In any system where software components talk over a network, you have to assume requests will fail and be retried. This is especially true for LLM agents, which might retry a tool-call after an unrelated fault. If an agent calls your API to create a user and retries, you can’t create two users.

The solution is an idempotency key, a unique identifier the client generates for an operation. Your API endpoint tries to insert a record with this key, which has a UNIQUE constraint. If it fails because the key already exists, your code catches the specific error, looks up the original record, and returns a success response. The operation happens exactly once. For a masterclass in this, look at the Stripe API documentation on idempotent requests; they set the standard for building reliable, distributed systems.

This isn't just for APIs. Any deterministic automation, from webhook handlers to data ingestion pipelines, needs this to be truly reliable. The only operational catch is you may eventually need a process to clean out old idempotency keys from your database.

Core Entities and Event Streams: The Ultimate Source of Truth

The most resilient schema I use separates two concepts: stable "core" entities and append-only "event" streams.

Core Entities: A customers table with an ID and name. It holds the current state.
Event Streams: An immutable log of everything that happens. order_placed, payment_processed, email_sent. You never UPDATE an event. A refund is a new refund_processed event.

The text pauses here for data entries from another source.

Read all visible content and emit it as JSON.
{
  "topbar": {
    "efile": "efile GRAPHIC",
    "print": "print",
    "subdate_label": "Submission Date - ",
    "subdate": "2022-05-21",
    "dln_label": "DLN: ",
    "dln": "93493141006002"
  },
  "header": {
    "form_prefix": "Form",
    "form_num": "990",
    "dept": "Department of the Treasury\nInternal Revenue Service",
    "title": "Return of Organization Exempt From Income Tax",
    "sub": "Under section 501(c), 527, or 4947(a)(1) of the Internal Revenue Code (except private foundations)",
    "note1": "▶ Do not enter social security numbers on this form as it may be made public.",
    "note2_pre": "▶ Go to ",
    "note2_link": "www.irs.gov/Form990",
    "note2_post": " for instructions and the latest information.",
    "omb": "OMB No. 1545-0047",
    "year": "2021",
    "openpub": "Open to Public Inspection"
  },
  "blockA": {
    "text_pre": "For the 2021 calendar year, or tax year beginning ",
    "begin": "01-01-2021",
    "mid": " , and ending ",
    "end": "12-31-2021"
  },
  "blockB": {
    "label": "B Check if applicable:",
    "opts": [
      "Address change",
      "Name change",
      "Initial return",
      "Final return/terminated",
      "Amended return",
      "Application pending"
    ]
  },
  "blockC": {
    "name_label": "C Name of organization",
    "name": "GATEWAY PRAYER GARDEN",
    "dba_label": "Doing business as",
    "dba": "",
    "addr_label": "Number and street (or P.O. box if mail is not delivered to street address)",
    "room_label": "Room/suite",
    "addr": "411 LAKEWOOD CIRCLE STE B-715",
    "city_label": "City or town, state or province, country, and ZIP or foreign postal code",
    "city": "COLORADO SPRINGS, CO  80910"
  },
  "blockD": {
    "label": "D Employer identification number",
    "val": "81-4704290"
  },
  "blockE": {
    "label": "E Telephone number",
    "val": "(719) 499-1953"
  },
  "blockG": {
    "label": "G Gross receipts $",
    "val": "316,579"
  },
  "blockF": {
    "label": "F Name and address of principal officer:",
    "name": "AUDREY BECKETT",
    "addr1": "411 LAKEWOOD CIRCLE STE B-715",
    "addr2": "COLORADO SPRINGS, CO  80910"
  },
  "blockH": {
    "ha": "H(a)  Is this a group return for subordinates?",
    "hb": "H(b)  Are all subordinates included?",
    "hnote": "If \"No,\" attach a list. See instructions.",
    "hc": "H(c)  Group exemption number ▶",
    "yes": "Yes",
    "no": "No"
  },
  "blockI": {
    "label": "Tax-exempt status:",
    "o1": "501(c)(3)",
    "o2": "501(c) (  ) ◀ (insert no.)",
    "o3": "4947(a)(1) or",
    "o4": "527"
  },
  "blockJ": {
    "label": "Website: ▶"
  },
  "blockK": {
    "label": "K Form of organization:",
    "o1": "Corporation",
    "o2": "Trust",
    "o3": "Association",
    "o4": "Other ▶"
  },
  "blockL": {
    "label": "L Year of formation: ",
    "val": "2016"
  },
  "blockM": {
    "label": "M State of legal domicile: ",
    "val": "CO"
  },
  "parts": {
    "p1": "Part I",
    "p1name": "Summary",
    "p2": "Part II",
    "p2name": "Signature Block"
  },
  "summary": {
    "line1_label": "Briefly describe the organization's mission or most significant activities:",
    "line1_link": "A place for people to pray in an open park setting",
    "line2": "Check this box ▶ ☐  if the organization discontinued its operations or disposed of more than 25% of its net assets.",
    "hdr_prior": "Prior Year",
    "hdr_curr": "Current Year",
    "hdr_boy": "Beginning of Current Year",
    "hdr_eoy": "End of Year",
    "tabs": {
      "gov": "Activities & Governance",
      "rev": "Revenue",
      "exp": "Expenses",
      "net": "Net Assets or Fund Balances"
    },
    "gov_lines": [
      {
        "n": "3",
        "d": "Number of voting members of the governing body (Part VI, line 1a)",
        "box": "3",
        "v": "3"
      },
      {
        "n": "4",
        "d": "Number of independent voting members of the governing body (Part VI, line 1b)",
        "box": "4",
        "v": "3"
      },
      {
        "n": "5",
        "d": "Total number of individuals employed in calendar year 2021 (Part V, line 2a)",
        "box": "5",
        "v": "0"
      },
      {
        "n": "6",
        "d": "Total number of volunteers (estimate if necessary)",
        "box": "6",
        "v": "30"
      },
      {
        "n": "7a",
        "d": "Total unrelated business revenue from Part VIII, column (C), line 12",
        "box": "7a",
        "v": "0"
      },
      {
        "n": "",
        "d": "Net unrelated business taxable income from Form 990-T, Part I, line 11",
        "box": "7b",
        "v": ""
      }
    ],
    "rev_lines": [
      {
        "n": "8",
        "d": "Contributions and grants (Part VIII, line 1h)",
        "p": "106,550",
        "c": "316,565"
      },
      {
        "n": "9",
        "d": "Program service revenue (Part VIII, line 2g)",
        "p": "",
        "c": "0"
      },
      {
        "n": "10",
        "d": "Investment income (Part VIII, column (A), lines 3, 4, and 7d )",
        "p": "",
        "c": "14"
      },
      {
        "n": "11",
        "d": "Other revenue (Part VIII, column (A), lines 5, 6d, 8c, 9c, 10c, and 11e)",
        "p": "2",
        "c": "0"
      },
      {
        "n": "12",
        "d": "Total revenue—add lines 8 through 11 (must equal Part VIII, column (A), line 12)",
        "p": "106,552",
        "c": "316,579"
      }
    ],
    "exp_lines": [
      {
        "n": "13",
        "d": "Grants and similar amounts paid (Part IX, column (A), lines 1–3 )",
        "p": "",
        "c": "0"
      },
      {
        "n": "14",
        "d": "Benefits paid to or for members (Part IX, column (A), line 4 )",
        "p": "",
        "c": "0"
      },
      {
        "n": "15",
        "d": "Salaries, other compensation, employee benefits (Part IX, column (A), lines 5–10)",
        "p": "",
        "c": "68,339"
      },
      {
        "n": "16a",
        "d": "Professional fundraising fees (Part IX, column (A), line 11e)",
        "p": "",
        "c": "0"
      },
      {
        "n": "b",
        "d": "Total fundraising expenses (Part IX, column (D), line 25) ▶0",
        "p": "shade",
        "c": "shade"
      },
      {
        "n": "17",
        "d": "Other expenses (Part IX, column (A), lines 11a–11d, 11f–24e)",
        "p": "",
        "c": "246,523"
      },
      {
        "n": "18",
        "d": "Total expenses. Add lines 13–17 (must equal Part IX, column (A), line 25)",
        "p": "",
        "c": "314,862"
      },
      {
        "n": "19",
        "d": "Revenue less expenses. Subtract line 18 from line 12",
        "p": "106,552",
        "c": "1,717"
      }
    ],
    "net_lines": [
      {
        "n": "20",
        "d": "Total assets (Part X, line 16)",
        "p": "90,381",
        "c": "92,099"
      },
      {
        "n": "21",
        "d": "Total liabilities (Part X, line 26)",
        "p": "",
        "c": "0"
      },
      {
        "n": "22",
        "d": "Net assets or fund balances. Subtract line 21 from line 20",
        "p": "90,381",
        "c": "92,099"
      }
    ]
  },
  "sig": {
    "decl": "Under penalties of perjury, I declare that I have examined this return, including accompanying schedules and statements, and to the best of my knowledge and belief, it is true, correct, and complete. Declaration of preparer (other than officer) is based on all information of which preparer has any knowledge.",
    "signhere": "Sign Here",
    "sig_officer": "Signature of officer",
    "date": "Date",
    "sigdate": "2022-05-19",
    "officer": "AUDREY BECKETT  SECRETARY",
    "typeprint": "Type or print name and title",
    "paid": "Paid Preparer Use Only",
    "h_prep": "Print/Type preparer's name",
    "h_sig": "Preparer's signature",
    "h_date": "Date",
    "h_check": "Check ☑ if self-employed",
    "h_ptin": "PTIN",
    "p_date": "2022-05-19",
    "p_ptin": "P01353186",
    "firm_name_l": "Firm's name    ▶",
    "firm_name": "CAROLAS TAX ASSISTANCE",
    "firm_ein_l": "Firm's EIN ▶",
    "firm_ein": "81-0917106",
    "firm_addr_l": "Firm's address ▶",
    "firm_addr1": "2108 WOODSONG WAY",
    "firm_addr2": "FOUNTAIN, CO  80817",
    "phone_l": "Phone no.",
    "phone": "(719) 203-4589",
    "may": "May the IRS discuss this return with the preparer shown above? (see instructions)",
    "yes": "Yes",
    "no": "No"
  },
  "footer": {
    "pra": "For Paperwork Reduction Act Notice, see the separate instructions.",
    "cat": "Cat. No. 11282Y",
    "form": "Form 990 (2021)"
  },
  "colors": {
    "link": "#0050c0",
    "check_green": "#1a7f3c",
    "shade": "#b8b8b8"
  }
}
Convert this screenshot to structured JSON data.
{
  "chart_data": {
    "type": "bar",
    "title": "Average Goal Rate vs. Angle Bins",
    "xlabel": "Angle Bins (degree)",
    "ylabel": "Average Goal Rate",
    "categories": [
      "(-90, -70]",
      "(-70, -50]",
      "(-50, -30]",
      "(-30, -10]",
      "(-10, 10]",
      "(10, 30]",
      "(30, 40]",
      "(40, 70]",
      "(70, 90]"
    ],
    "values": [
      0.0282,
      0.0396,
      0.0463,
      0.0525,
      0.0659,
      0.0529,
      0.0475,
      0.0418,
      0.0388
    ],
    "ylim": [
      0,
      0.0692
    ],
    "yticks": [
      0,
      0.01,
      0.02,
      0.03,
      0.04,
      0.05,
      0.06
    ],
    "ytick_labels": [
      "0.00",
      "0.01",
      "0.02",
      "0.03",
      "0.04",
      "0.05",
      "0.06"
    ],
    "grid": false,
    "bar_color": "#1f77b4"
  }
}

This separation provides a complete, auditable history of your system. This event log is the perfect source of truth for training and fine-tuning AI models. You can replay history to reconstruct state at any point in time, debug agent behavior, and generate pristine training data that reflects the true sequence of actions.

However, this pattern, often called Event Sourcing, introduces real complexity. You now need to build "projectors" that read the event log to create the current-state views your application needs. As the canonical writer on software patterns, Martin Fowler's work on Event Sourcing is the best place to understand the deep trade-offs. It's an incredibly powerful pattern, but it isn't free.

Architecture for Hybrid AI Systems

Concrete Takeaways

These patterns are the ligaments of a durable architecture. They connect the raw data to the intelligent systems we build today.

Audit Your Queries: Find a complex query in your system. Refactor it with CTEs and ask if its purpose is clearer. This clarity is essential for debugging the data pipelines that feed your AI.
Look for Feature Gaps: Identify where your application could benefit from richer context. Can you use a window function to calculate a time-series feature that would make a model smarter?
Enforce Idempotency: The next time you build an API endpoint or a background job that writes data, add an idempotency key from day one. Treat it as a non-negotiable part of the contract for any automated process.
Separate State from History: Look at your schema. Can you distinguish the stable "nouns" from the immutable "verbs"? Drawing that line is the first step toward a more auditable system and a higher-quality source of data for AI.